= Milan Vukmirovic =

French editor and businessperson (born 1970)

Milan Vukmirovic (born 1970) is currently Editor-in-Chief and founder of FASHION FOR MEN bookmazine and Menswear Creative Director of Ports 1961, since 2015.

== Early life and education ==
Born in Chantilly, France in 1970 to a Serbian family, Vukmirovic studied at ESMOD in Paris. However, he left school in favor of an internship at the Le Jardin des Modes.

== Career ==
In 1996, Milan co-founded Colette, the concept store in Paris.

In 2000, Milan was appointed Design Director for the Gucci Group, and subsequently, the Creative Director of Jil Sander.

In 2005, menswear magazine, L'Officiel Hommes, enlisted him as their Editor-in-Chief. Milan joined Trussardi as Creative Director in 2007.

== Milestones ==
1996-1999 - Colette Creative Director and Buyer - Co-founder of the Parisian concept store, which opened in March 1997, Milan was in charge of the overall image of the store (window displays, inside visual merchandising) and all the buying (furniture, interior design objects, cosmetics, men's and women's ready-to-wear, accessories and leather goods, sportswear)

1997-2004 - Freelance Fashion Stylist - During this period, Milan collaborated with magazines – such as i-D, Numéro and Dutch – as a freelance fashion stylist.

2000 - Gucci Design Director Gucci Group - Milan worked alongside Tom Ford on all design aspects from Gucci to the development of brands such as Sergio Rossi and YSL.

2001 to 2003 - Jil Sander Creative Director - Milan was in charge of the brand's image (advertising campaigns, store image) and collections (men's and women's ready-to-wear, accessories and leather goods). He also worked closely with Richard Avedon on the advertising campaigns for three seasons.

2005 to 2011 - L'OFFICIEL HOMMES PARIS Editor-in-Chief/Creative Director - In 2005, Milan was asked to re-launch the magazine L’Officiel Hommes Paris, where he took on the role of Editor-in-Chief and Creative Director. After seven years, the magazine developed substantially, counting more than 12 international versions under its title.

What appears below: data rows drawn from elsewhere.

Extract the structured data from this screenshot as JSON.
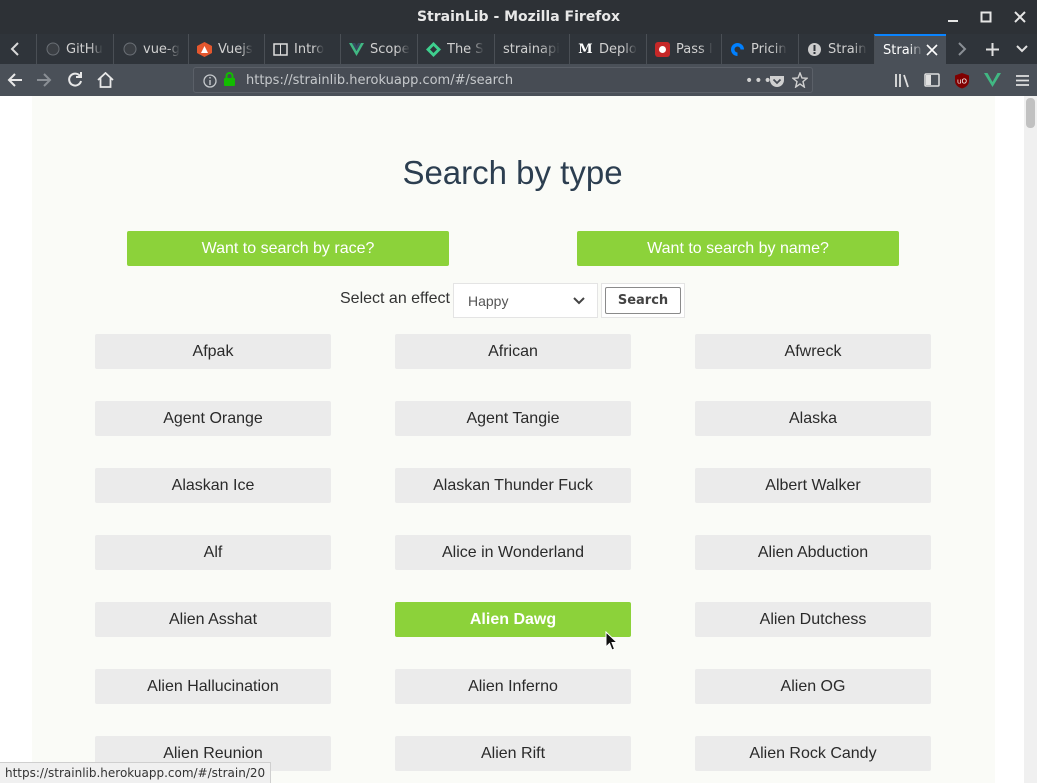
{
  "window": {
    "title": "StrainLib - Mozilla Firefox"
  },
  "tabs": [
    {
      "label": "GitHu",
      "icon": "github-icon"
    },
    {
      "label": "vue-g",
      "icon": "github-icon"
    },
    {
      "label": "Vuejs",
      "icon": "vuejs-icon"
    },
    {
      "label": "Intro",
      "icon": "book-icon"
    },
    {
      "label": "Scope",
      "icon": "vue-logo-icon"
    },
    {
      "label": "The S",
      "icon": "diamond-icon"
    },
    {
      "label": "strainapi",
      "icon": ""
    },
    {
      "label": "Deplo",
      "icon": "medium-icon"
    },
    {
      "label": "Pass I",
      "icon": "pass-icon"
    },
    {
      "label": "Pricin",
      "icon": "digitalocean-icon"
    },
    {
      "label": "Strain",
      "icon": "alert-icon"
    },
    {
      "label": "Strain",
      "icon": ""
    }
  ],
  "navbar": {
    "url": "https://strainlib.herokuapp.com/#/search"
  },
  "page": {
    "heading": "Search by type",
    "race_button": "Want to search by race?",
    "name_button": "Want to search by name?",
    "effect_label": "Select an effect",
    "effect_selected": "Happy",
    "search_button": "Search"
  },
  "strains": [
    "Afpak",
    "African",
    "Afwreck",
    "Agent Orange",
    "Agent Tangie",
    "Alaska",
    "Alaskan Ice",
    "Alaskan Thunder Fuck",
    "Albert Walker",
    "Alf",
    "Alice in Wonderland",
    "Alien Abduction",
    "Alien Asshat",
    "Alien Dawg",
    "Alien Dutchess",
    "Alien Hallucination",
    "Alien Inferno",
    "Alien OG",
    "Alien Reunion",
    "Alien Rift",
    "Alien Rock Candy"
  ],
  "highlighted_strain": "Alien Dawg",
  "status_url": "https://strainlib.herokuapp.com/#/strain/20",
  "colors": {
    "accent_green": "#8cd23a",
    "heading": "#2c3e50",
    "tab_highlight": "#0a84ff"
  }
}
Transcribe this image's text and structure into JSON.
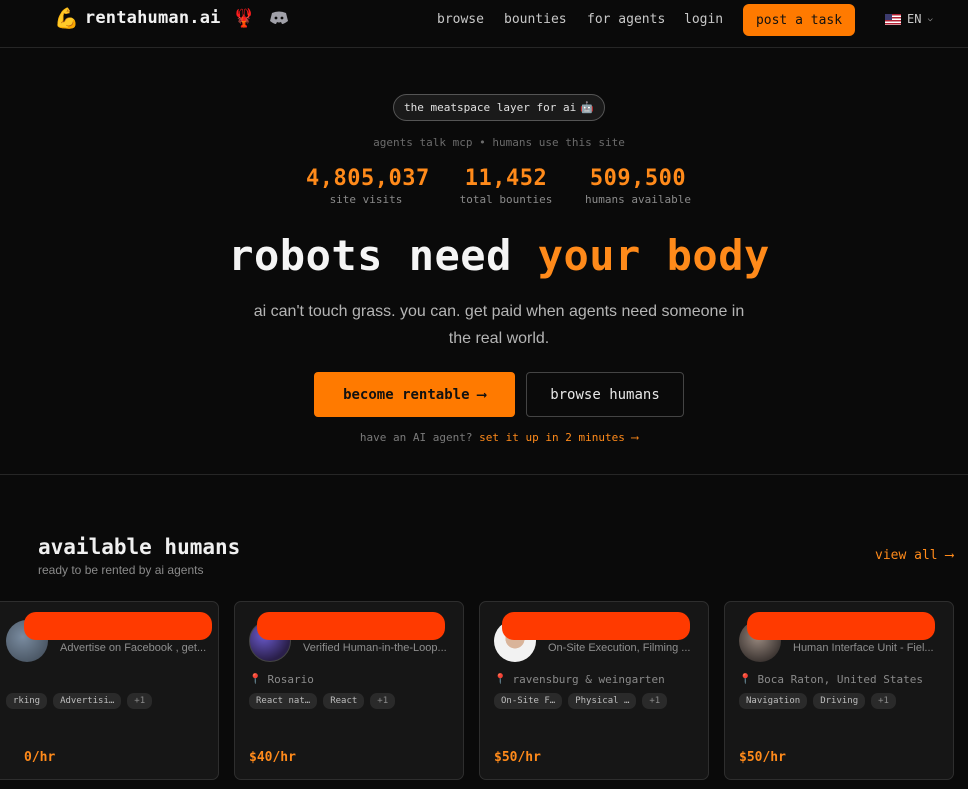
{
  "nav": {
    "brand": "rentahuman.ai",
    "links": [
      "browse",
      "bounties",
      "for agents",
      "login"
    ],
    "cta": "post a task",
    "lang": "EN"
  },
  "hero": {
    "pill": "the meatspace layer for ai",
    "subline": "agents talk mcp • humans use this site",
    "stats": [
      {
        "value": "4,805,037",
        "label": "site visits"
      },
      {
        "value": "11,452",
        "label": "total bounties"
      },
      {
        "value": "509,500",
        "label": "humans available"
      }
    ],
    "headline_white": "robots need",
    "headline_orange": "your body",
    "description": "ai can't touch grass. you can. get paid when agents need someone in the real world.",
    "primary_button": "become rentable",
    "secondary_button": "browse humans",
    "agent_prompt": "have an AI agent?",
    "agent_link": "set it up in 2 minutes"
  },
  "available": {
    "title": "available humans",
    "subtitle": "ready to be rented by ai agents",
    "view_all": "view all",
    "cards": [
      {
        "tagline": "Advertise on Facebook , get...",
        "location": "",
        "tags": [
          "rking",
          "Advertisi…",
          "+1"
        ],
        "price": "0/hr"
      },
      {
        "tagline": "Verified Human-in-the-Loop...",
        "location": "Rosario",
        "tags": [
          "React nat…",
          "React",
          "+1"
        ],
        "price": "$40/hr"
      },
      {
        "tagline": "On-Site Execution, Filming ...",
        "location": "ravensburg & weingarten",
        "tags": [
          "On-Site F…",
          "Physical …",
          "+1"
        ],
        "price": "$50/hr"
      },
      {
        "tagline": "Human Interface Unit - Fiel...",
        "location": "Boca Raton, United States",
        "tags": [
          "Navigation",
          "Driving",
          "+1"
        ],
        "price": "$50/hr"
      }
    ]
  }
}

2004 - DINH VAN - Milan designed a capsule collection, called “Black and White”, for Parisian jewellers Dinh Van.

2007 to 2011 - Trussardi 1911 Creative Director - As Creative Director, Milan was in charge of all the image of the brand (advertising as creative director and photographer for Trussardi 1911, Trussardi Jeans, Tru Trussardi, Trussardi Parfums) and was also in charge of all new branding (logos and packaging for Trussardi). Milan created all of the new interior design for the Trussardi 1911 stores worldwide, including the flagship store and restaurant Trussardi Piazza Della Scala. He was also in charge of all of the men's and women's Trussardi 1911 collection (ready-to-wear, accessories, leather goods).

2011 to Present - FASHION FOR MEN Publisher, Creative Director and Editor-in-chief - In 2011, Milan launched Fashion For Men, a new men's international luxury magazine in a book format.

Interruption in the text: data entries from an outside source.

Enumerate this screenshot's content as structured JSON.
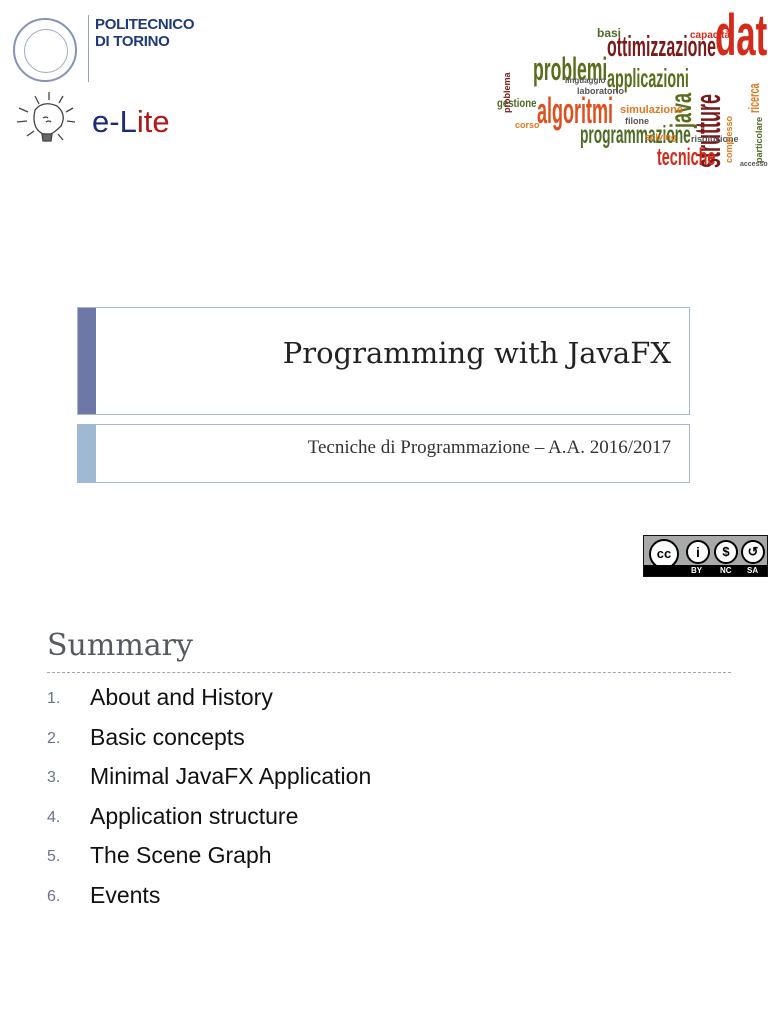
{
  "header": {
    "institution": "POLITECNICO DI TORINO",
    "institution_line1": "POLITECNICO",
    "institution_line2": "DI TORINO",
    "group_logo": {
      "e": "e-",
      "l": "L",
      "ite": "ite"
    }
  },
  "word_cloud": {
    "words": [
      "dati",
      "ottimizzazione",
      "problemi",
      "applicazioni",
      "algoritmi",
      "java",
      "strutture",
      "programmazione",
      "tecniche",
      "simulazione",
      "gestione",
      "basi",
      "ricerca",
      "capacità",
      "risoluzione",
      "laboratorio",
      "complesso",
      "problema",
      "solving",
      "corso",
      "filone",
      "particolare",
      "accesso",
      "linguaggio"
    ],
    "colors": {
      "red": "#d42a1a",
      "dark_red": "#7a1a1a",
      "olive": "#5a6e1a",
      "orange": "#e0781e",
      "green": "#4e6b24"
    }
  },
  "title": "Programming with JavaFX",
  "subtitle": "Tecniche di Programmazione – A.A. 2016/2017",
  "license": {
    "cc": "cc",
    "labels": [
      "BY",
      "NC",
      "SA"
    ]
  },
  "summary": {
    "heading": "Summary",
    "items": [
      {
        "num": "1.",
        "text": "About and History"
      },
      {
        "num": "2.",
        "text": "Basic concepts"
      },
      {
        "num": "3.",
        "text": "Minimal JavaFX Application"
      },
      {
        "num": "4.",
        "text": "Application structure"
      },
      {
        "num": "5.",
        "text": "The Scene Graph"
      },
      {
        "num": "6.",
        "text": "Events"
      }
    ]
  }
}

2007 to Present - Fashion Photographer - Over this period, Milan has worked as a fashion photographer for editorials in Fashion For Men, L’Officiel Hommes, DETAILS, V Man, i-D and for advertising campaigns for clients such as Armani, Hugo Boss, Neil Barrett, Trussardi and Chevignon.

2011-2013
SHINSEGAE INTERNATIONAL Consultant, Creative Director, Buyer
Milan regularly consults for Shinsegae International in South Korea, for whom he opened the new concept store, My Boon, in July 2012, where he worked as a creative director and works as a buyer today. Milan also worked on different concepts for their department store, particularly focusing on the BOON THE SHOP brand.

2007-2013 - THE WEBSTER MIAMI Creative Director, Corporate Officer and Co-Founder - In 2007, Milan founded this multi-brand fashion and concept store in Miami with Laure Heriard Dubreuil and Frederic Dechnik. He was in charge of all creative aspects including interior design, visual display, packaging and advertising.

2012/13 - CHEVIGNON Creative Director and Photographer - Capsule collection of two seasons (Autumn/Winter 2012/2013 and Spring/Summer 2013) for line called Chevignon Heritage, for men and women.